Friday, June 8, 2012

Moody's unit raises Philippines growth forecast

Manila (Philippine Daily Inquirer/ANN) - The research arm of Moody's Investors Services has raised its economic growth forecast for the Philippines this year to 4.7 per cent from 4 per cent, citing the government's ant-corruption drive and big push for infrastructure development that will aid efforts to attract investors.

The revision of the forecast came after the Philippines posted a 6.4-per cent growth in its gross domestic product in the first quarter, beating most expectations. It was the second-fastest growth rate for the period in Asia after China's 8.1 per cent.

"The Philippines kicked off 2012 at a blistering pace. This prompted an upward revision to the growth forecast," Moody's Analytics, the economic research unit of credit watcher Moody's, said in its latest paper on the country.

It said the current administration's focus on good governance was tickling the interest of investors on the Philippines, which used to be out of the radar screen of most foreign firms.

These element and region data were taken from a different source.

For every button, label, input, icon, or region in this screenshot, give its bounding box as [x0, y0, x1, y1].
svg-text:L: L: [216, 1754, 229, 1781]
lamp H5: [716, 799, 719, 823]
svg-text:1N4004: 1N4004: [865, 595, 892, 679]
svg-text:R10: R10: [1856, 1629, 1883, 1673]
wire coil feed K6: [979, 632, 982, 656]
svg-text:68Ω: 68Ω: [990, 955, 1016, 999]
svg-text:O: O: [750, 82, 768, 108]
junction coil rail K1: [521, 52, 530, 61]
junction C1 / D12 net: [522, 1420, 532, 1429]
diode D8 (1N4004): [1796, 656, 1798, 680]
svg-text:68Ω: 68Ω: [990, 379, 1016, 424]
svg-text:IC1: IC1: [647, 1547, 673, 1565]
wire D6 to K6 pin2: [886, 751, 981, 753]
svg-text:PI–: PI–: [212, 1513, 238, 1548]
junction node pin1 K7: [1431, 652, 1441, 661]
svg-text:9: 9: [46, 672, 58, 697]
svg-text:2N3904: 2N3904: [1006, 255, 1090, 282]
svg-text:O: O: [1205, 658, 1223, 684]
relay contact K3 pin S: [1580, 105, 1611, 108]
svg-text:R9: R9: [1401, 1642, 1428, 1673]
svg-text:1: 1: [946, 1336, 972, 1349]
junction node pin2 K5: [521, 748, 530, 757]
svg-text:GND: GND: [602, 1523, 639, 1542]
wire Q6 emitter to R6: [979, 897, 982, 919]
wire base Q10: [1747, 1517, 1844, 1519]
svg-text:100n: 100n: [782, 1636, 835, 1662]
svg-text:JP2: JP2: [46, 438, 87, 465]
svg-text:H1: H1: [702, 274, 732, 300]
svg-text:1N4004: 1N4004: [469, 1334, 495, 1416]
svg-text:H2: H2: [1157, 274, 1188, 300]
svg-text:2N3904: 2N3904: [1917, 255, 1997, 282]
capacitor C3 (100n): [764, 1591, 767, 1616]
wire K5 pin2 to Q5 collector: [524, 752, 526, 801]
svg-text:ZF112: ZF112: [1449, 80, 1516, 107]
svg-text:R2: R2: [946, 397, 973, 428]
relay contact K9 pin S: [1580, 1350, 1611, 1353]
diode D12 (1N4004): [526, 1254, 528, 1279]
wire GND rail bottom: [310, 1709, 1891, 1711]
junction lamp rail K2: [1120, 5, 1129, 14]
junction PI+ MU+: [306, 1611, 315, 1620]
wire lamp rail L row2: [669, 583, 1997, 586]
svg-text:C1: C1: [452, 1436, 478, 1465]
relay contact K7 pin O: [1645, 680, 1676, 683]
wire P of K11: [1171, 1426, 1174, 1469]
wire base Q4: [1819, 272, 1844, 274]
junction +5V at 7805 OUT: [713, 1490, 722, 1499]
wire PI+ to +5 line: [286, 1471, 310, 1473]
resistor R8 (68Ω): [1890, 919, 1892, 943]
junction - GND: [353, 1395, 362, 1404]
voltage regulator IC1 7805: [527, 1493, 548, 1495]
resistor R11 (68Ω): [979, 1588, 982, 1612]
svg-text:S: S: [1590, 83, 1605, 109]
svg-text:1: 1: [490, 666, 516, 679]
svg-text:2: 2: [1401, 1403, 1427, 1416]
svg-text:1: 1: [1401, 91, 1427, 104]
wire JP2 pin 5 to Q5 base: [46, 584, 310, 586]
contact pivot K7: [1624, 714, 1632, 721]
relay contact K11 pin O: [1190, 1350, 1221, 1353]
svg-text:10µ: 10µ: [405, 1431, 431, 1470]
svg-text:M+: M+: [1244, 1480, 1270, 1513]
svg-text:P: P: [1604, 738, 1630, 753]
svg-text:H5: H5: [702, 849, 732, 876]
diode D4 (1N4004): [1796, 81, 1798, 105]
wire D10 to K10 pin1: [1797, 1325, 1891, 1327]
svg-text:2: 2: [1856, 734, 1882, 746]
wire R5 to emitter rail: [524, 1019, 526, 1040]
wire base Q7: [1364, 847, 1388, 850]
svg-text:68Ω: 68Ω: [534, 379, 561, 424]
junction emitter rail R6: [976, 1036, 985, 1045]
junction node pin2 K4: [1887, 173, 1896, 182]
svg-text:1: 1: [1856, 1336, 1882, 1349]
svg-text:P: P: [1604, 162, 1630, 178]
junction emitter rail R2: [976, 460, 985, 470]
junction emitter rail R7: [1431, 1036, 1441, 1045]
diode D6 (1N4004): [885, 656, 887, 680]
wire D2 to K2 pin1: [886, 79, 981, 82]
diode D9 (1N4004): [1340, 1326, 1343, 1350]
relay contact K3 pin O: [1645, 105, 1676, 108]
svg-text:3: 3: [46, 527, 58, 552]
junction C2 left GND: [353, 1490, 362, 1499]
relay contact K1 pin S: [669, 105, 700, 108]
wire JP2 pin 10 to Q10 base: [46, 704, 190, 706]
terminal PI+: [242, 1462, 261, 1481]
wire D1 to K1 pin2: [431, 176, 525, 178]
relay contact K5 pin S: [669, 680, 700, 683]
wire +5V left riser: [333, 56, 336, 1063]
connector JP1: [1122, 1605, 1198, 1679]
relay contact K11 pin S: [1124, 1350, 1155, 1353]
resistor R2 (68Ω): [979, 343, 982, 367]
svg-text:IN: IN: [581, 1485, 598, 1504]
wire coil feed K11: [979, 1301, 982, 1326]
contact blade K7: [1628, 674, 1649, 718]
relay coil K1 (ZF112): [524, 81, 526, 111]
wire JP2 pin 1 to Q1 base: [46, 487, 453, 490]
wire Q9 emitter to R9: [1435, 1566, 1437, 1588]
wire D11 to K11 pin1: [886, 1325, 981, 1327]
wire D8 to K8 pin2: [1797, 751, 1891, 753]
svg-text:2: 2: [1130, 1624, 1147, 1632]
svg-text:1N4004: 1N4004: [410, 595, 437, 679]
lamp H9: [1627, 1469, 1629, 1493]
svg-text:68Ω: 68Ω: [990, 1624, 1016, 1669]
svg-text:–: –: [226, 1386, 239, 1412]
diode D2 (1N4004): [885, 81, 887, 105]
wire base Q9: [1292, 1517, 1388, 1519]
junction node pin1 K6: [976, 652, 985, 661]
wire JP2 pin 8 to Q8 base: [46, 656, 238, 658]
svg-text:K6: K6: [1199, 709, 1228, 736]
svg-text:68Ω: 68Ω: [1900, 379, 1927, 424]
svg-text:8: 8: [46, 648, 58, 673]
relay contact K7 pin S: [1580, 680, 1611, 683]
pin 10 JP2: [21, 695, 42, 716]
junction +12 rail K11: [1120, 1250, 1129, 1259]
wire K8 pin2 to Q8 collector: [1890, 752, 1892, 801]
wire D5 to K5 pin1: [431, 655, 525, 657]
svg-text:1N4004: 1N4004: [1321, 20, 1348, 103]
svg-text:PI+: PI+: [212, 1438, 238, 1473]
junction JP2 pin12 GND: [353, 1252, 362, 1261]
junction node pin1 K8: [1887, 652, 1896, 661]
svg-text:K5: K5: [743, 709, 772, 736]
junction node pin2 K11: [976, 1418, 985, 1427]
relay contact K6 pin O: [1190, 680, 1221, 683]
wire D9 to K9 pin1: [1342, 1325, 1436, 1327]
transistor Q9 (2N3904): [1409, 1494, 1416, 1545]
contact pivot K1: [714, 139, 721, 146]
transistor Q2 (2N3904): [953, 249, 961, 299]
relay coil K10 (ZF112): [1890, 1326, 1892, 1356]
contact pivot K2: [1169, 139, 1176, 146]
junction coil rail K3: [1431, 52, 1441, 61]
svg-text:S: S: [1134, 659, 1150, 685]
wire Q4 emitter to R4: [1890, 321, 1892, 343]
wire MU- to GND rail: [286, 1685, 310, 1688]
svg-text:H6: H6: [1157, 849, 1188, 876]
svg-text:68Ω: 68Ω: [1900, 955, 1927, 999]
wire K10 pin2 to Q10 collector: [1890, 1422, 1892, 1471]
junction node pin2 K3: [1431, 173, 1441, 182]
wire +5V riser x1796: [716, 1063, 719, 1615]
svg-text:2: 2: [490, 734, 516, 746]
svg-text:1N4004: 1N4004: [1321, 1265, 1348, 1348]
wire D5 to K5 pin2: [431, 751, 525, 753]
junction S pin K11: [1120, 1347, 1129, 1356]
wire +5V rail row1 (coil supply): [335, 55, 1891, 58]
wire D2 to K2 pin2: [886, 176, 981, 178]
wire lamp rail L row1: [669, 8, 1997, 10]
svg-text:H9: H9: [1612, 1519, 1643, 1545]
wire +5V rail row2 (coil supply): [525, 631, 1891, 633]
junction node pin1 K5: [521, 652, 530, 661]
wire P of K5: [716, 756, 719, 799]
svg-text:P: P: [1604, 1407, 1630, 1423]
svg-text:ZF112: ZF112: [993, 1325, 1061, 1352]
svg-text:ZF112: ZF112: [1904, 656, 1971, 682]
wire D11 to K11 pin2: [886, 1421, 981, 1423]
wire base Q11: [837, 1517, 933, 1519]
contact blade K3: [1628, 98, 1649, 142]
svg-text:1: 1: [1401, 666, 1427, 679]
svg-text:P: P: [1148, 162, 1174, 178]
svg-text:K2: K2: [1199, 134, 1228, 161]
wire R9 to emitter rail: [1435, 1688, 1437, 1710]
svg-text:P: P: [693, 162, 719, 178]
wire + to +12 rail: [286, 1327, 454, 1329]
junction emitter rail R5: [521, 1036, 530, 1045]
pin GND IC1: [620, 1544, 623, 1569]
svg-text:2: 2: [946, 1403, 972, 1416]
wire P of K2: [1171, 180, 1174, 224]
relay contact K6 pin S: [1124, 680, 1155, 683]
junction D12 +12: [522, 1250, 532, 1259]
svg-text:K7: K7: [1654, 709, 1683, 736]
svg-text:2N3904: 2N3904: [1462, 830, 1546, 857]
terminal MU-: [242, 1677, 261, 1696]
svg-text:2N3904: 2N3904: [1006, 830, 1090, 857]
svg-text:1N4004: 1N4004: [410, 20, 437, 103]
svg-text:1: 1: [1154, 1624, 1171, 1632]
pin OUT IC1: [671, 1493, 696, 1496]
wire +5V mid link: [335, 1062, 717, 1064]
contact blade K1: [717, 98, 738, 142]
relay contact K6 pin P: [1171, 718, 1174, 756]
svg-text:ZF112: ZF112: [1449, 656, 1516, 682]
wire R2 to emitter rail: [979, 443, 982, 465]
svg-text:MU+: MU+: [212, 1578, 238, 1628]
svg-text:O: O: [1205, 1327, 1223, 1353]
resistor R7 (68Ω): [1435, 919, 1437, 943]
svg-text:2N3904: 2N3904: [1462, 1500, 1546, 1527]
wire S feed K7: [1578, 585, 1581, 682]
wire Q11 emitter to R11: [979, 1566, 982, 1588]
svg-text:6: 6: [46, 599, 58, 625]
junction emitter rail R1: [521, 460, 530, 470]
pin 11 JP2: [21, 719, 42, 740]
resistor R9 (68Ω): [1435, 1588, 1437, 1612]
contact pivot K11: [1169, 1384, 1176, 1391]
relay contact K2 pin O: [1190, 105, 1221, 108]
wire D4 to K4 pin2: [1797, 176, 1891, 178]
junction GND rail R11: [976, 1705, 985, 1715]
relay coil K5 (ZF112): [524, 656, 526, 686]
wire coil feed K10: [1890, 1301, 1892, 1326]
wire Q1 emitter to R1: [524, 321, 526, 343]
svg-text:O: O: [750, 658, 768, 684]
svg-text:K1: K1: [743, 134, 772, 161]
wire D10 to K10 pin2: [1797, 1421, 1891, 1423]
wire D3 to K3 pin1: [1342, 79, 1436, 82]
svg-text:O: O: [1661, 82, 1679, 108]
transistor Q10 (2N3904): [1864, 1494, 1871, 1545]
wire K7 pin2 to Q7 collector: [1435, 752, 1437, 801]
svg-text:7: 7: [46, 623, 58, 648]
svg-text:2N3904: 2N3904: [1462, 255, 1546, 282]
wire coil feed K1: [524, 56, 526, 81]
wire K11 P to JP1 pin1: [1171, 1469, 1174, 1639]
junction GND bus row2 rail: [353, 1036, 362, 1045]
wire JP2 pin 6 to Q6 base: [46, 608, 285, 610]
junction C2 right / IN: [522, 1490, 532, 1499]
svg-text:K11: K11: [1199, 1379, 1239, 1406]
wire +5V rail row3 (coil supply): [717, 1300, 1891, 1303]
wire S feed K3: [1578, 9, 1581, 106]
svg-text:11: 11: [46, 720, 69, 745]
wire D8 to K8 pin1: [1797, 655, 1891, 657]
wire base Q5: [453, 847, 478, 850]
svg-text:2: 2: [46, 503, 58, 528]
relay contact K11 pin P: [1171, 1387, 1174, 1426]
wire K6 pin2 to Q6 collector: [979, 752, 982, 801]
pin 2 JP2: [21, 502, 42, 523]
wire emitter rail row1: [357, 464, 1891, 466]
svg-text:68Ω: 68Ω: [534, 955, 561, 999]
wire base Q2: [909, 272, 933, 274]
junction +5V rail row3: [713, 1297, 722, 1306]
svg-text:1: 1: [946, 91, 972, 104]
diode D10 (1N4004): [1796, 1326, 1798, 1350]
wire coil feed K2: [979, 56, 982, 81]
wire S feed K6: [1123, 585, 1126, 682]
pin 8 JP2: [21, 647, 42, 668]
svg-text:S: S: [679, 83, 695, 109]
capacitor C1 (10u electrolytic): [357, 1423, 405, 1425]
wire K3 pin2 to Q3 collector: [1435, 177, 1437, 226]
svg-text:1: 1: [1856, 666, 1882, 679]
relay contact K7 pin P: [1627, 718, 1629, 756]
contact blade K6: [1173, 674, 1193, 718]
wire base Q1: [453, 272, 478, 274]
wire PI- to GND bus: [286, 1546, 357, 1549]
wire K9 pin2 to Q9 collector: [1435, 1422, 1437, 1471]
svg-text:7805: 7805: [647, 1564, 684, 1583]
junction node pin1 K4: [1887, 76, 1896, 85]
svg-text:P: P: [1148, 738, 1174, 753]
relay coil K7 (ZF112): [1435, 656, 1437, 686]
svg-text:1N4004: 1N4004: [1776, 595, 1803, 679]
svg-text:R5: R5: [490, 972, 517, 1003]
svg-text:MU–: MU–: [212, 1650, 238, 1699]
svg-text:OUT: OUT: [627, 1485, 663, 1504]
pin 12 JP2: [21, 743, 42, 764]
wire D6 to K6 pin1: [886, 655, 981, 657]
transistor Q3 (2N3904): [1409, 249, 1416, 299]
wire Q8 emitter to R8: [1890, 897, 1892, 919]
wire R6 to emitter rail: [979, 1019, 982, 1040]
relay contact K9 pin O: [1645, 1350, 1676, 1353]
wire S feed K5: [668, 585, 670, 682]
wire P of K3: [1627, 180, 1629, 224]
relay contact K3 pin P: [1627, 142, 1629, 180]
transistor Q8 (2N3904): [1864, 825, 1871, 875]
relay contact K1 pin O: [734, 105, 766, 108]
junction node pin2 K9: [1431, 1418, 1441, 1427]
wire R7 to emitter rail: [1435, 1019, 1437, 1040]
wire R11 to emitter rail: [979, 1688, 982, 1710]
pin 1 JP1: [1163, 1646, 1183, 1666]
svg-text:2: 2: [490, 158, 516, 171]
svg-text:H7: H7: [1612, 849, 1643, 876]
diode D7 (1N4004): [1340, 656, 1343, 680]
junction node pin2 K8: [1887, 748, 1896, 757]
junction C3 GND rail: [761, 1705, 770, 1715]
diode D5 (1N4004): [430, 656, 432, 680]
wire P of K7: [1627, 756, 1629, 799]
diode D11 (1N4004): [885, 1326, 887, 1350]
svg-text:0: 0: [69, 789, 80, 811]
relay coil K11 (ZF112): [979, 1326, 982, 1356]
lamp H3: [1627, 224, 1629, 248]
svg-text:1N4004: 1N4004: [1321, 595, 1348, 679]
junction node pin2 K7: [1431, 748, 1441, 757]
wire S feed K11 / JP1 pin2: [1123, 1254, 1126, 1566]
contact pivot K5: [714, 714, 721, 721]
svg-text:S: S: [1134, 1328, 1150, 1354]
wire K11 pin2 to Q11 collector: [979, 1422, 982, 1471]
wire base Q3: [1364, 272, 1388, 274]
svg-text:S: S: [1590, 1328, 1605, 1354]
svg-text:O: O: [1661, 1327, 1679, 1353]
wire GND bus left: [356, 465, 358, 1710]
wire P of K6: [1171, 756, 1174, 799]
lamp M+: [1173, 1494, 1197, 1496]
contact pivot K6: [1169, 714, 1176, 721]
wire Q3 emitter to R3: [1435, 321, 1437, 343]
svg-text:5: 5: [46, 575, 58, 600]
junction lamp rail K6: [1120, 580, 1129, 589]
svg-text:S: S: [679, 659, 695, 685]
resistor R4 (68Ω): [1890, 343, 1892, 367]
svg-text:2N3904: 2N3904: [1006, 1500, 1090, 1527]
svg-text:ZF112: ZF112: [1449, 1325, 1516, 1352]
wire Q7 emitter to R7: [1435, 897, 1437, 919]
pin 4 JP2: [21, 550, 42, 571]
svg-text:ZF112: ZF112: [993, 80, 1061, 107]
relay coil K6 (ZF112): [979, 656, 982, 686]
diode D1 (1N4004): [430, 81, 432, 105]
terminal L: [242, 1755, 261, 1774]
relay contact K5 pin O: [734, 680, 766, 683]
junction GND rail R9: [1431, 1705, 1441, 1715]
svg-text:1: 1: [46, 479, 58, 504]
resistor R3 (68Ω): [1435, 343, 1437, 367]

The research firm also expressed confidence that the promotion of public infrastructure among potential investors from the private sector would significantly boost investments in the remainder of the year. The Aquino administration has promised to speed up the implementation of its Public-Private Partnership (PPP) programme this year.

"The investment environment in the Philippines has improved over the past year as President Benigno Aquino's plans have begun to take effect, with a focus on infrastructure development, stamping out corruption, and the seemingly obligatory chastisement of his predecessor, Gloria Arroyo, who now sits in jail on charges of electoral sabotage," Moody Analytics said.

It credited the business confidence resulting from good governance for the recent favourable performance of the Philippines' stock market. It said that the Philippine Stock Exchange index (PSEi) was so far up 12 per cent this year and this growth was faster than most Asian stock market indices.

"These twin policy arms, lifting infrastructure and reducing corruption, should also help to shore up both domestic and foreign direct investment, lifting the economy's long-term growth prospects," it said.

The 4.7-per cent growth projection of Moody's Analytics, however, was below the government's official target of 5 to 6 per cent. It said the gap between its projection and the government's was the view on exports and remittances.